One-pot in-situ method was one of crucial industrial techniques to construct heterojunctions, while some intermediate reaction mechanisms of photocatalysts in this procedure were not specific enough. Herein, a new intermediate products driven one-pot in-situ method was investigated for construction of BiOCl/WO3 that applied in photocatalytic water splitting. According to some characterizations, the hydrochloric acid and water were recognized as important intermediates controlling on growth of BiOCl/WO3 heterojunction.

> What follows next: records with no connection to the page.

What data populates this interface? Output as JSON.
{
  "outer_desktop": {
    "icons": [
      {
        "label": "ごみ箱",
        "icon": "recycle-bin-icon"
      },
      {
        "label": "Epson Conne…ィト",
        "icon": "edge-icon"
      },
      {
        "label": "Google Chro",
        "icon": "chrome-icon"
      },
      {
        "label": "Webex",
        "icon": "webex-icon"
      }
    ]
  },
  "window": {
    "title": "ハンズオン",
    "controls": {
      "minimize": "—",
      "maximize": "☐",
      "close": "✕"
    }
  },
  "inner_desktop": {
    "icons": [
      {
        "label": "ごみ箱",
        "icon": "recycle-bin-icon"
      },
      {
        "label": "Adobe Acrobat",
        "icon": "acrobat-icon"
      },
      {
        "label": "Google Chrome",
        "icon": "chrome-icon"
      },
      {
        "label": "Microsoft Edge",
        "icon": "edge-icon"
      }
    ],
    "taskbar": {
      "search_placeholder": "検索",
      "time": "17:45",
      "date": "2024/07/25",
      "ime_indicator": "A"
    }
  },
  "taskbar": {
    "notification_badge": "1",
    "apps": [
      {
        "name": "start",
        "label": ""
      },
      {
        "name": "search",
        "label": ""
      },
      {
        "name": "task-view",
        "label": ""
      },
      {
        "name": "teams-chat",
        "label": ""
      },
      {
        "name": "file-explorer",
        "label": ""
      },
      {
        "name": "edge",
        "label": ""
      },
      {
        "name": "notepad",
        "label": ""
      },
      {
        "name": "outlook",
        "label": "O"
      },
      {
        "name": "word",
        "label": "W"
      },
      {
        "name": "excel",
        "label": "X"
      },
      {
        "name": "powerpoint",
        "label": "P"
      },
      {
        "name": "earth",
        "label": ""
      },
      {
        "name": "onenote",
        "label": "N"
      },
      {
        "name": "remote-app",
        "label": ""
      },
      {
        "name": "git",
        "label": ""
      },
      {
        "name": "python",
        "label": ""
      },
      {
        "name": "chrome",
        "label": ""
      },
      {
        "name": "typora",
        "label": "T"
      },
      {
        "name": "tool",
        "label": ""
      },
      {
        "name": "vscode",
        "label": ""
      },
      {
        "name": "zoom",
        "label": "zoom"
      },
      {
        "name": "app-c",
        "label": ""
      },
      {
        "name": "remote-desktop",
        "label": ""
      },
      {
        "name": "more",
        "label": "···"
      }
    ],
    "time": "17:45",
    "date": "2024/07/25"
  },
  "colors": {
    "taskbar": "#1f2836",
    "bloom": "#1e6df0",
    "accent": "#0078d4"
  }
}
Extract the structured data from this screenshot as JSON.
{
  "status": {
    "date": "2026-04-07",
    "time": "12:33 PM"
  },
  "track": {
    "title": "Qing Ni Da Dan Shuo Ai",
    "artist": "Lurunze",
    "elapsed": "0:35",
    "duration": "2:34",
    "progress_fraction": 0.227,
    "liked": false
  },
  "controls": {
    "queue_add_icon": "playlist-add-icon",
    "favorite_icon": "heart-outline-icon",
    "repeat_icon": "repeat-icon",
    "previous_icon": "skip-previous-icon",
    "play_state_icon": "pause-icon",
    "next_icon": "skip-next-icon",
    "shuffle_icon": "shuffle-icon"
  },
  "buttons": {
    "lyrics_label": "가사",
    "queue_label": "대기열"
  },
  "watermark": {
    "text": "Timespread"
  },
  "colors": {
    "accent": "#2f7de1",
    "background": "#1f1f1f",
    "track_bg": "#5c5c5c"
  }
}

Under significant effects of Z-scheme structure and internal electric fields, the BiOCl/WO3 showed enlarged light absorption and enhanced photo-induced carriers separation ability that its O2 and H2 evolution rates were improved effectively, in which the optimal photocatalytic O2 (994.5 µmol/g∙h) and H2 evolution activity (83.4 µmol/g∙h) were ∼2.5 and 4.5 times higher than that of the single BiOCl, respectively. Due to compact interfacial connection between BiOCl and WO3 after in-situ synthesis, the heterojunction showed a high stability and recyclability for potential industrial applications. We believe that the facile synthetic method was essential for more researches on heterojunction materials and their industrial applications.